Droppings. That's what people refer to them as. Somehow it makes them feel better about the fact that they have discovered poop. Poop from a furry creature which has invaded your space. Dozens of little "droppings". That's what I found under my bathroom sink today. I must admit that initially I panicked - just a little bit. But then I pulled myself together and made a conscious decision to handle this calmly.
See, I have ulterior motives. I've been trying to convince Duane that I could handle living on a farm. It's just a funny dream of mine. Let me clarify what I mean by farm. More than one acre of land :), a large garden, perhaps some chickens, etc.... (By etc.. I mean a horse or 2). When I mention this, he says that I am "romanticizing a lot of hard work". If you know Duane, you know that he is not afraid of hard work. He's just afraid that I am. So, when I considered how to handle this, I could just hear him saying "And you think you want to live on a farm?"

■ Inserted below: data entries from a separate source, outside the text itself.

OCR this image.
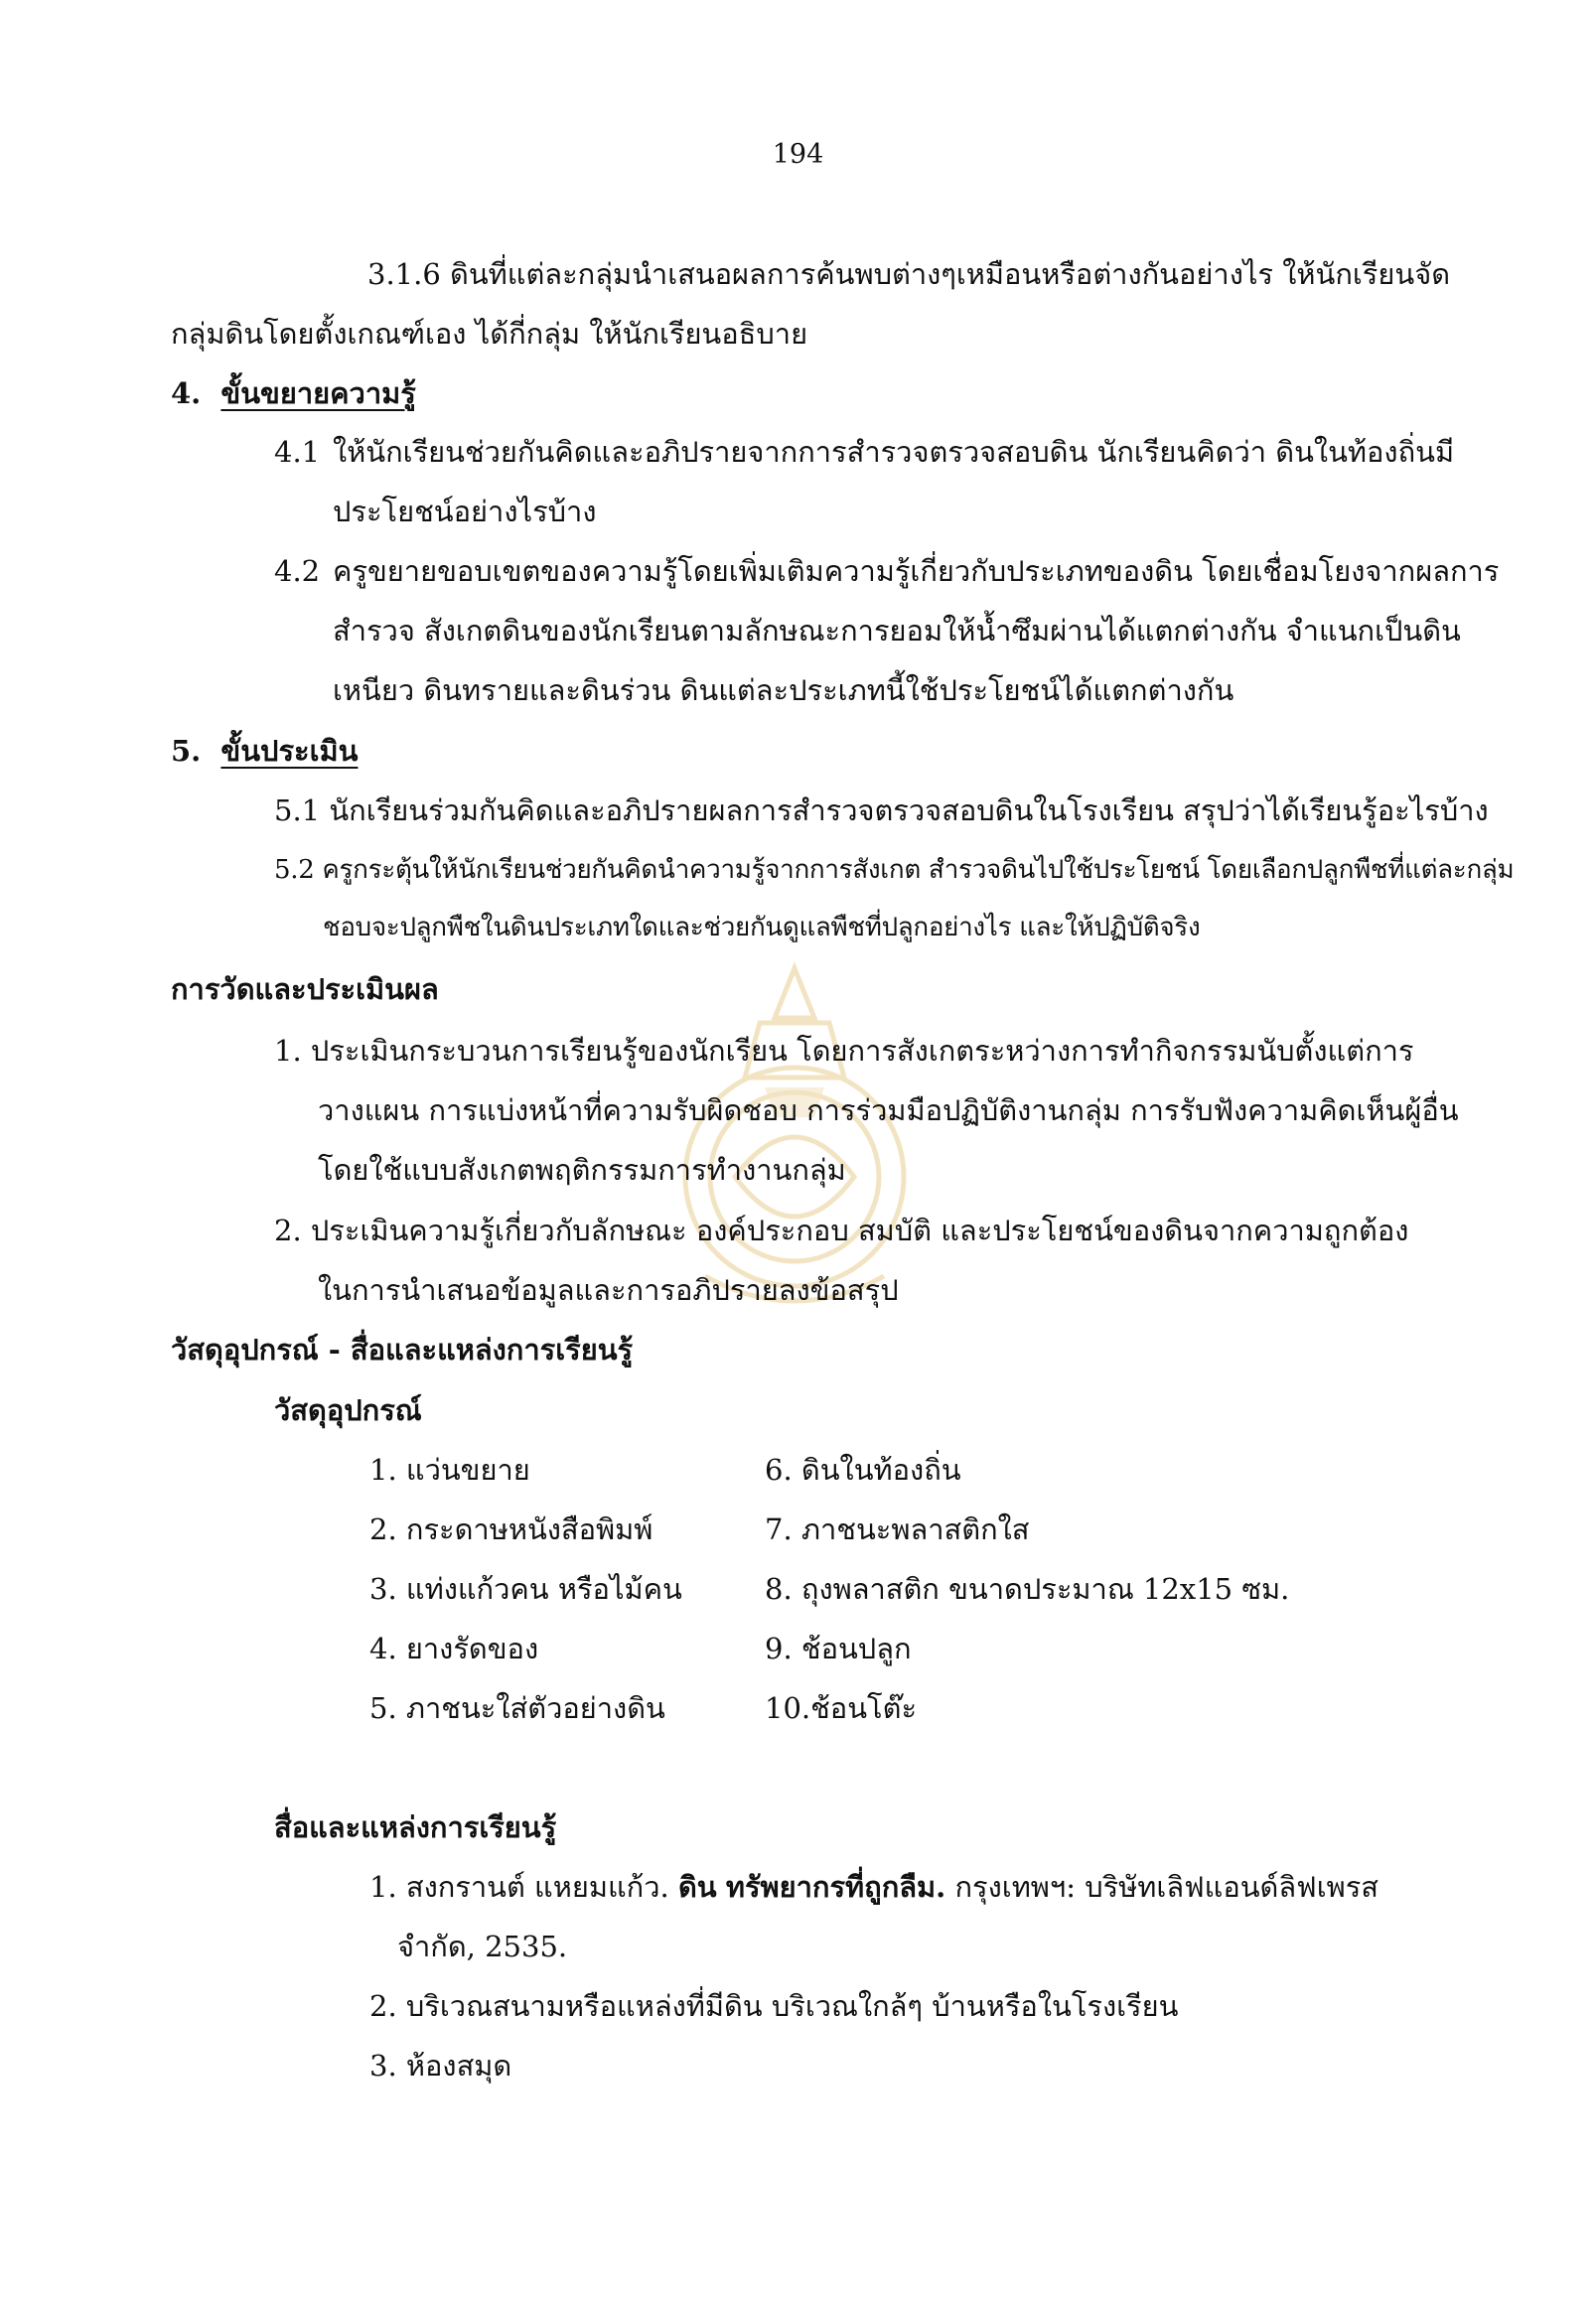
194
3.1.6 ดินที่แต่ละกลุ่มนำเสนอผลการค้นพบต่างๆเหมือนหรือต่างกันอย่างไร ให้นักเรียนจัด
กลุ่มดินโดยตั้งเกณฑ์เอง ได้กี่กลุ่ม ให้นักเรียนอธิบาย
4. ขั้นขยายความรู้
4.1 ให้นักเรียนช่วยกันคิดและอภิปรายจากการสำรวจตรวจสอบดิน นักเรียนคิดว่า ดินในท้องถิ่นมี
ประโยชน์อย่างไรบ้าง
4.2 ครูขยายขอบเขตของความรู้โดยเพิ่มเติมความรู้เกี่ยวกับประเภทของดิน โดยเชื่อมโยงจากผลการ
สำรวจ สังเกตดินของนักเรียนตามลักษณะการยอมให้น้ำซึมผ่านได้แตกต่างกัน จำแนกเป็นดิน
เหนียว ดินทรายและดินร่วน ดินแต่ละประเภทนี้ใช้ประโยชน์ได้แตกต่างกัน
5. ขั้นประเมิน
5.1 นักเรียนร่วมกันคิดและอภิปรายผลการสำรวจตรวจสอบดินในโรงเรียน สรุปว่าได้เรียนรู้อะไรบ้าง
5.2 ครูกระตุ้นให้นักเรียนช่วยกันคิดนำความรู้จากการสังเกต สำรวจดินไปใช้ประโยชน์ โดยเลือกปลูกพืชที่แต่ละกลุ่ม
ชอบจะปลูกพืชในดินประเภทใดและช่วยกันดูแลพืชที่ปลูกอย่างไร และให้ปฏิบัติจริง
การวัดและประเมินผล
1. ประเมินกระบวนการเรียนรู้ของนักเรียน โดยการสังเกตระหว่างการทำกิจกรรมนับตั้งแต่การ
วางแผน การแบ่งหน้าที่ความรับผิดชอบ การร่วมมือปฏิบัติงานกลุ่ม การรับฟังความคิดเห็นผู้อื่น
โดยใช้แบบสังเกตพฤติกรรมการทำงานกลุ่ม
2. ประเมินความรู้เกี่ยวกับลักษณะ องค์ประกอบ สมบัติ และประโยชน์ของดินจากความถูกต้อง
ในการนำเสนอข้อมูลและการอภิปรายลงข้อสรุป
วัสดุอุปกรณ์ - สื่อและแหล่งการเรียนรู้
วัสดุอุปกรณ์
1. แว่นขยาย
2. กระดาษหนังสือพิมพ์
3. แท่งแก้วคน หรือไม้คน
4. ยางรัดของ
5. ภาชนะใส่ตัวอย่างดิน
6. ดินในท้องถิ่น
7. ภาชนะพลาสติกใส
8. ถุงพลาสติก ขนาดประมาณ 12x15 ซม.
9. ช้อนปลูก
10.ช้อนโต๊ะ
สื่อและแหล่งการเรียนรู้
1. สงกรานต์ แหยมแก้ว. ดิน ทรัพยากรที่ถูกลืม. กรุงเทพฯ: บริษัทเลิฟแอนด์ลิฟเพรส
จำกัด, 2535.
2. บริเวณสนามหรือแหล่งที่มีดิน บริเวณใกล้ๆ บ้านหรือในโรงเรียน
3. ห้องสมุด
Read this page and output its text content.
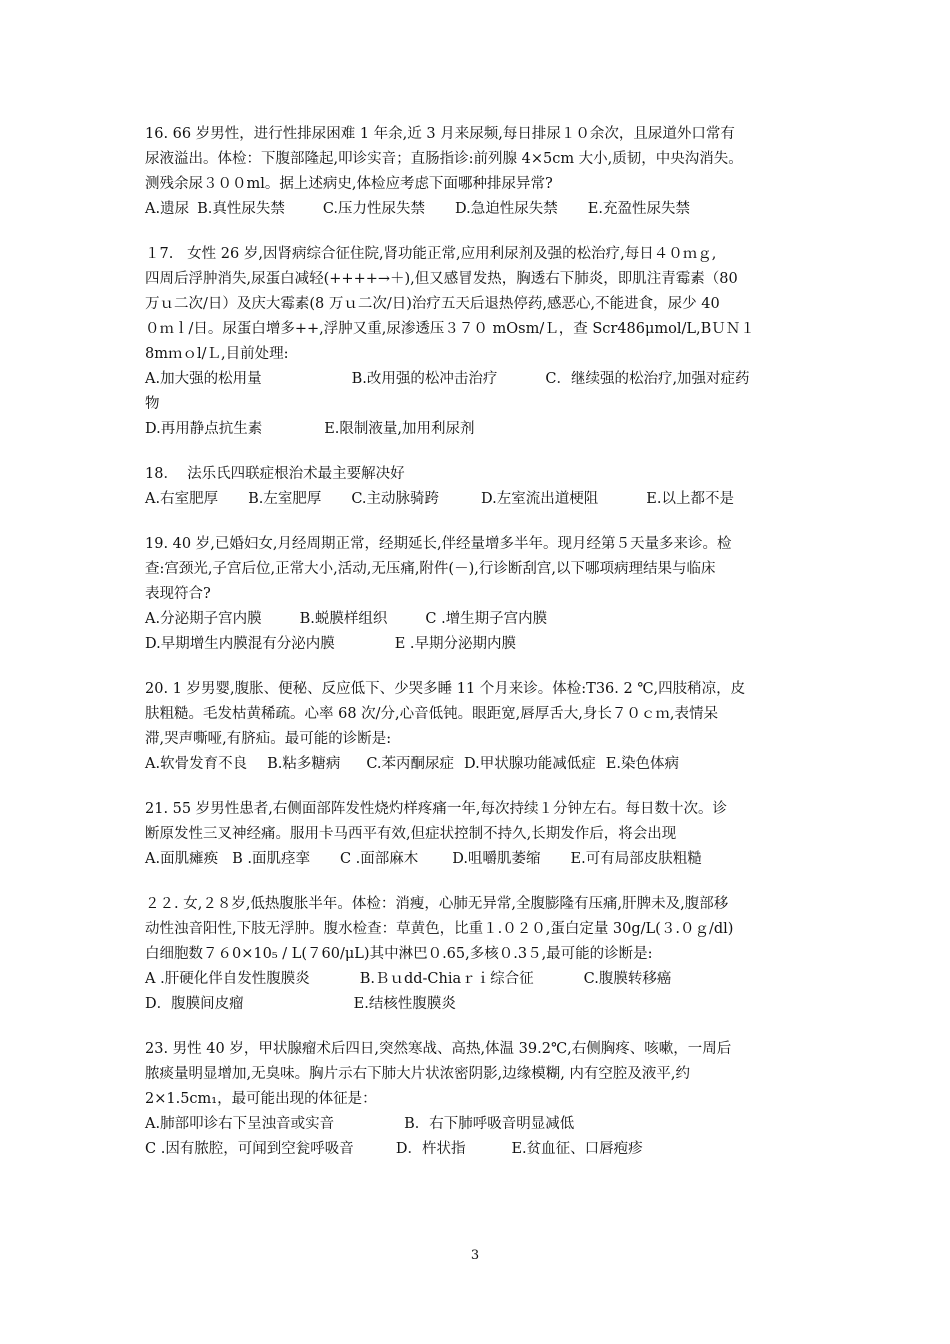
16. 66 岁男性，进行性排尿困难 1 年余,近 3 月来尿频,每日排尿１０余次，且尿道外口常有
尿液溢出。体检：下腹部隆起,叩诊实音；直肠指诊:前列腺 4×5cm 大小,质韧，中央沟消失。
测残余尿３００ml。据上述病史,体检应考虑下面哪种排尿异常?
A.遗尿 B.真性尿失禁	C.压力性尿失禁 D.急迫性尿失禁 E.充盈性尿失禁
１7.   女性 26 岁,因肾病综合征住院,肾功能正常,应用利尿剂及强的松治疗,每日４０ｍｇ,
四周后浮肿消失,尿蛋白减轻(++++→＋),但又感冒发热，胸透右下肺炎，即肌注青霉素（80
万ｕ二次/日）及庆大霉素(8 万ｕ二次/日)治疗五天后退热停药,感恶心,不能进食，尿少 40
０ｍｌ/日。尿蛋白增多++,浮肿又重,尿渗透压３７０ mOsm/Ｌ，查 Scr486μmol/L,BＵＮ１
8mｍｏl/Ｌ,目前处理:
A.加大强的松用量	B.改用强的松冲击治疗	C．继续强的松治疗,加强对症药
物
D.再用静点抗生素	E.限制液量,加用利尿剂
18．  法乐氏四联症根治术最主要解决好
A.右室肥厚 B.左室肥厚 C.主动脉骑跨	D.左室流出道梗阻	E.以上都不是
19. 40 岁,已婚妇女,月经周期正常，经期延长,伴经量增多半年。现月经第５天量多来诊。检
查:宫颈光,子宫后位,正常大小,活动,无压痛,附件(－),行诊断刮宫,以下哪项病理结果与临床
表现符合?
A.分泌期子宫内膜	B.蜕膜样组织	C .增生期子宫内膜
D.早期增生内膜混有分泌内膜	E .早期分泌期内膜
20. 1 岁男婴,腹胀、便秘、反应低下、少哭多睡 11 个月来诊。体检:T36. 2 ℃,四肢稍凉，皮
肤粗糙。毛发枯黄稀疏。心率 68 次/分,心音低钝。眼距宽,唇厚舌大,身长７０ｃｍ,表情呆
滞,哭声嘶哑,有脐疝。最可能的诊断是:
A.软骨发育不良 B.粘多糖病 C.苯丙酮尿症 D.甲状腺功能减低症 E.染色体病
21. 55 岁男性患者,右侧面部阵发性烧灼样疼痛一年,每次持续１分钟左右。每日数十次。诊
断原发性三叉神经痛。服用卡马西平有效,但症状控制不持久,长期发作后，将会出现
A.面肌瘫痪 B .面肌痉挛 C .面部麻木 D.咀嚼肌萎缩 E.可有局部皮肤粗糙
２２. 女,２８岁,低热腹胀半年。体检：消瘦，心肺无异常,全腹膨隆有压痛,肝脾未及,腹部移
动性浊音阳性,下肢无浮肿。腹水检查：草黄色，比重１.０２０,蛋白定量 30g/L(３.０ｇ/dl)
白细胞数７６0×10₅ / L(７60/μL)其中淋巴０.65,多核０.3５,最可能的诊断是:
A .肝硬化伴自发性腹膜炎	B.Ｂｕdd-Chiaｒｉ综合征	C.腹膜转移癌
D．腹膜间皮瘤	E.结核性腹膜炎
23. 男性 40 岁，甲状腺瘤术后四日,突然寒战、高热,体温 39.2℃,右侧胸疼、咳嗽，一周后
脓痰量明显增加,无臭味。胸片示右下肺大片状浓密阴影,边缘模糊, 内有空腔及液平,约
2×1.5cm₁，最可能出现的体征是：
A.肺部叩诊右下呈浊音或实音	B．右下肺呼吸音明显减低
C .因有脓腔，可闻到空瓮呼吸音	D．杵状指	E.贫血征、口唇疱疹
3
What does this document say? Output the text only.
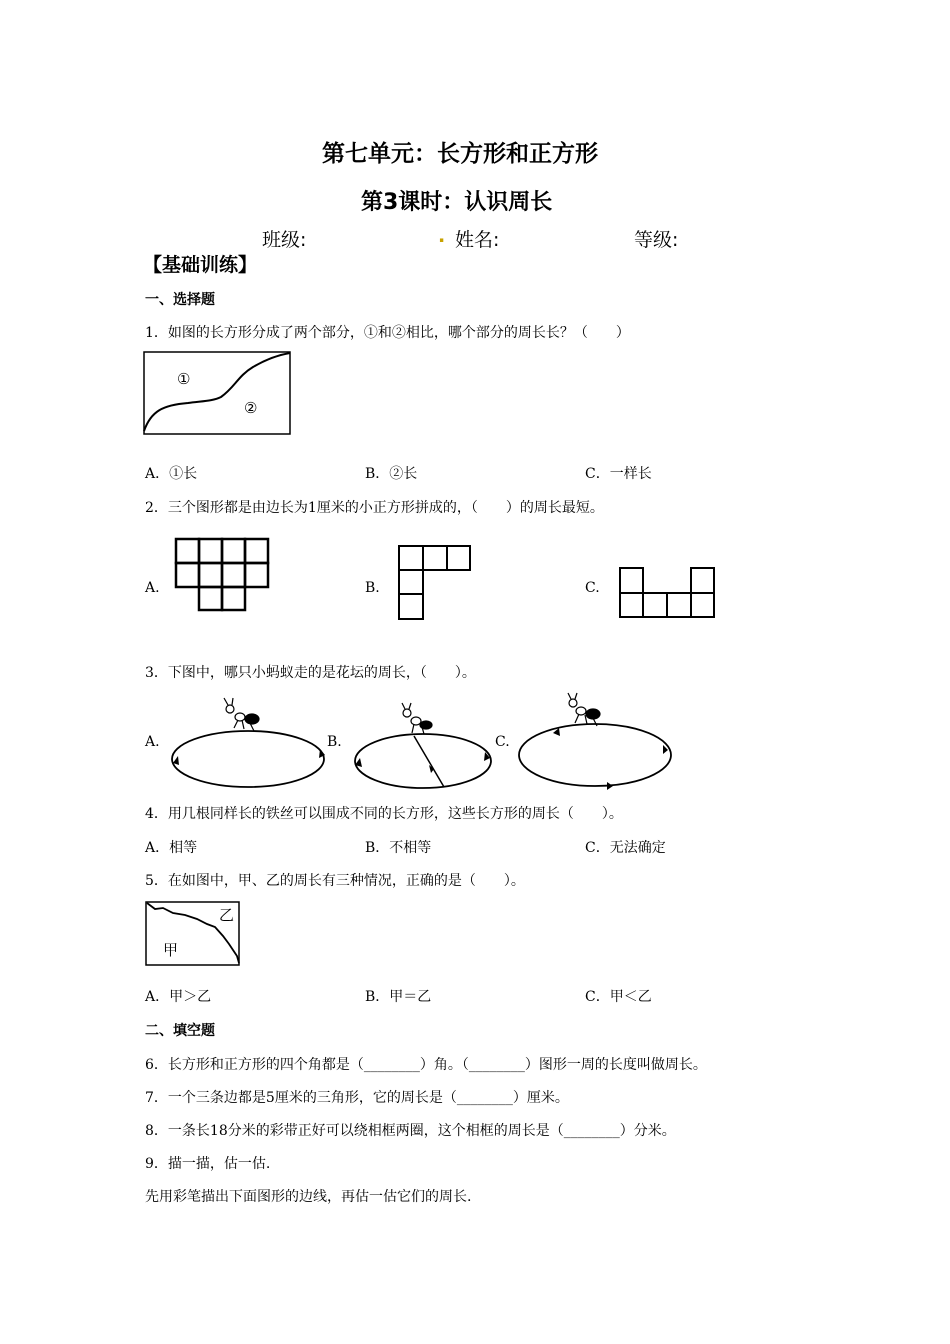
第七单元：长方形和正方形
第3课时：认识周长
班级:	. 姓名:	等级:
【基础训练】
一、选择题
1．如图的长方形分成了两个部分，①和②相比，哪个部分的周长长？（　　）
①
②
A．①长	B．②长	C．一样长
2．三个图形都是由边长为1厘米的小正方形拼成的，（　　）的周长最短。
A.	B.	C.
3．下图中，哪只小蚂蚁走的是花坛的周长，（　　）。
A.	B.	C.
4．用几根同样长的铁丝可以围成不同的长方形，这些长方形的周长（　　）。
A．相等	B．不相等	C．无法确定
5．在如图中，甲、乙的周长有三种情况，正确的是（　　）。
乙
甲
A．甲＞乙	B．甲＝乙	C．甲＜乙
二、填空题
6．长方形和正方形的四个角都是（________）角。（________）图形一周的长度叫做周长。
7．一个三条边都是5厘米的三角形，它的周长是（________）厘米。
8．一条长18分米的彩带正好可以绕相框两圈，这个相框的周长是（________）分米。
9．描一描，估一估.
先用彩笔描出下面图形的边线，再估一估它们的周长.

The old me that wasn't trying to convince Duane that I could live on a farm would've left all of the poopy evidence so that Duane could experience the full drama of my discovery when he arrived home from work this afternoon. And to be honest, I probably would've expected him to clean it up. But the new me carefully plucked every item in the cabinet out - there's a lot in my cabinet. I "carefully plucked" because I was scared to death that the mouse was in there and was going to run up my arm when I least expected it. I washed everything off, threw a few things away, swept up the "droppings" and shredded paper, and washed the cabinet. Ok, here's where it gets really good. I then inspected the cabinet to find the hole that my friend may have entered through. I found it. 10 mice at a time could've fit through there. By the looks of things, it might have been 10 mice! Again, the old me would've waited until Duane got home and insisted that he fix it TO-NIGHT. The new me thought, I can handle this. "Noah", I yell, "bring me some duck tape". Proudly and confidently, I secured the hole, returned everything to the cabinet, shut the door, and dusted off my hands. As if on cue, my phone rings. It's Duane. In my initial panic state I may have called him a couple of times and sent him a text when he didn't answer. "Hello", I answer in my sweetest, calmest voice. I waited for him to bring it up :). When he did I jumped on the opportunity to boast about how I had "handled the situation". While I'm sure deep down he was very proud of me, he responded by telling me that I would have to clean all of that stuff back out and remove the duck tape so that we could trap it and it wouldn't die in our wall, rot, and stink us out. Good point.
There's another old me. One that I'm much more ashamed of. A year ago, I would've been more than just disgusted that there was poop in my bathroom cabinet. Deep down I would have been outraged. I may not have ever spoken it aloud or put it into words, but deep down I would've had the feeling that I deserved to live in rodent free environment. Or a roach free environment. I operated under the idea that I deserved to be in a comfortable, creature free, inconvenience free environment. How dare I? I have new lenses now. I've chosen to become more aware of the world around me. Or maybe I should say that God has chosen for me to become more aware. The new me thinks about the millions of children worldwide who live with rats, not mice, on a daily basis. I would imagine that some even choose to eat them, rather than starve. I really don't mean to be dramatic. It's just the truth. When our power went out a couple of days ago, the first thing I thought about was how many people in our world have no electricity. Ever. It was a bitter cold morning. I wondered how many people didn't have a warm place to stay the night before. When it takes the hot water in my kitchen sink forever to get warm, I try to thank God that I have running water. Clean water. One billion people in the world do not.
So did God give me these new lenses so that I could finally realize I don't deserve the blessings He's given me, but rather that each and every one is an undeserved gift? Or was it so that I could be more thankful for what I have? Maybe partially, but I doubt it. I don't think he blesses me so that I can sit around and be thankful for how blessed I am. I don't think He's made me more aware of the world so that I can pity those who live in deplorable conditions, are growing up without families, or are dying from AIDS. I'm definitely not boasting about this new me like I so quickly did the other one. I have so far to go. I long to move from the new me to the even newer me :). The me that does something more about what I see with my new lenses. You see, I do think He blesses me because He loves me. He loves me so much, that he desperately wants me to experience the joy that comes from truly following Him. From getting over myself and feelings of entitlement to comfort and convenience.
We will set out traps and hopefully catch our furry little friends. But, as crazy as it may sound, I'm actually a little thankful that they pooped all up in my space. It gave me one more reminder to be thankful. And even more than that, to be AWARE. And even more than that, to DO something about it.